Son travail laisse même à désirer et beaucoup de clients s’en plaignent, Benjamin à ce train va perdre sa clientèle. La porte de l’atelier va devoir fermer c’est sûr à moins qu’on trouve un ouvrier. Rien de plus difficile, car il n’est pas le tout de le trouver, il faut encore pouvoir le rémunérer.

Un jour, Adélia péniblement rentre de l’épicerie et trouve attablé le jeune André un verre de fine à la main. Elle lâche le panier de surprise, il n’est pas seul.

La grande bringue de Loétitia est là en pleine causette. N’a t-elle pas honte cette traînée de jacasser comme une lavandière avec un gamin d’à peine dix huit ans.

Depuis que son homme est au front, cette furie se libère de toutes chaines, des bruits courent à son sujet. Le cul lui chauffe, ses volants sont souvent soulevés. Vieux, jeunes, beaux, laids, les discussions vont bon train.

Il lui vaudrait une bonne volée à cette voleuse, cette charmeuse, cette femme de rien qui visiblement c’est donnée comme mission de déniaiser tous les puceaux du village.

Loetitia ne souhaite visiblement pas s’attarder et André se lève d’un bon. Les deux femmes se souhaitent le bon jour d’un ton glacial. Adélia n’a pas même le temps de lui demander le pourquoi de sa présence, elle se sauve.

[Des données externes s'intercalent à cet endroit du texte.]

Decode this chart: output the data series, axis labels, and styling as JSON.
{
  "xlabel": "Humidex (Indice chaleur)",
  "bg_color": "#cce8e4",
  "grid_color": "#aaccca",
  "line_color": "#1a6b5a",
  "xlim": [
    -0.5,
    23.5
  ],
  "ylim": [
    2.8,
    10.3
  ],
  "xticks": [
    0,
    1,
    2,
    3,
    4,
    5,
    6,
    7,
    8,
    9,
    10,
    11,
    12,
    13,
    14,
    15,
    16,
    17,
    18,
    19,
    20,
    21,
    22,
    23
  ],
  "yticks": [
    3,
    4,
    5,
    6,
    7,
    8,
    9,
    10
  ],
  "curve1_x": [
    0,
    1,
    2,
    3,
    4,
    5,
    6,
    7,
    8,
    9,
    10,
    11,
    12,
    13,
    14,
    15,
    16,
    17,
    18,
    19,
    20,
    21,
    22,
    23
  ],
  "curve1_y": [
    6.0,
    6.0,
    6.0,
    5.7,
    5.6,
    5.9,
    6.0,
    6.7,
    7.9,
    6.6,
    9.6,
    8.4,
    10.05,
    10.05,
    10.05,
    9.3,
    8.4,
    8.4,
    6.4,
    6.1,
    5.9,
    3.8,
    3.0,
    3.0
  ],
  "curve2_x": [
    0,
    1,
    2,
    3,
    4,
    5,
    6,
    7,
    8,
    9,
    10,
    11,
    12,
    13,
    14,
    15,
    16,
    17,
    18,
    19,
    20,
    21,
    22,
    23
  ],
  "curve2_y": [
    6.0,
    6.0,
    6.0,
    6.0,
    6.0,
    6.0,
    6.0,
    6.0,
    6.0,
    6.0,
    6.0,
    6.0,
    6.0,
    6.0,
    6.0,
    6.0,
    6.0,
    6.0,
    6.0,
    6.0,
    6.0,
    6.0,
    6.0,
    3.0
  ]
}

Quand à l’apprenti, elle n’en veut plus à la maison et se met immédiatement à écrire à Benjamin.

Mais à peine assise , elle entend quelqu’un frapper à la porte. Cette façon de faire bien particulière est celle de son homme, ce n’est pas possible. Mais si c’est bien lui, la porte s’ouvre, il est là magnifique en uniforme. Elle lui saute au cou, lui la soulève , la bise comme du bon pain. Il l’a fait tourner maintenant pour voir son gros ventre.

Le bonheur est trop fort, elle pleure et déverse d’un coup tous ses soucis, ses peurs et ses craintes. Il la réconforte comme il peut, il est gauche, maladroit, peu habitué à ce genre d’épanchement sentimental.

Pendant qu’elle lui concocte un repas de fête , lui rejoint son atelier. C’est un bordel indescriptible, les outils ne sont pas rangés, ils sont mal aiguisés. Visiblement le nettoyage n’est jamais fait, des copeaux et de la sciure trainent en abondance au sol.

André est surpris à bader aux mouches, la colère de Benjamin est terrible, un roulement de tonnerre , une crue soudaine, un feu de meule de foin. Il a les yeux révulsés d’un tueur, ferme ses poings, il va le tuer c’est sûr.

La silhouette de Loetitia qui se profile le calme aussitôt, il n’a finalement qu’une parole.  » fout moi le camps  ».

L’apprenti prend sa besace et s’en va, Benjamin prend un balai de paille et nettoie avec amour son atelier , son lieu de vie. Il y passera sa permission, Adélia assise, le regardera avec fierté. Elle aurait aimé que son petit naisse en la présence de son mari, mais la mère Giraud qui l’a examinée lui a dit qu’il fallait encore attendre un peu.

Dormir dans des draps blancs auprès de sa compagne, Benjamin en rêvait, certes l’état avancé de sa grossesse ne leur permettent pas un rapprochement intime, mais sa seule présence est déjà réconfortante. Il dort comme un bébé, la tête d’Adélia dans le creux de son épaule.

Le lendemain il repart, ne sachant quand il va revenir.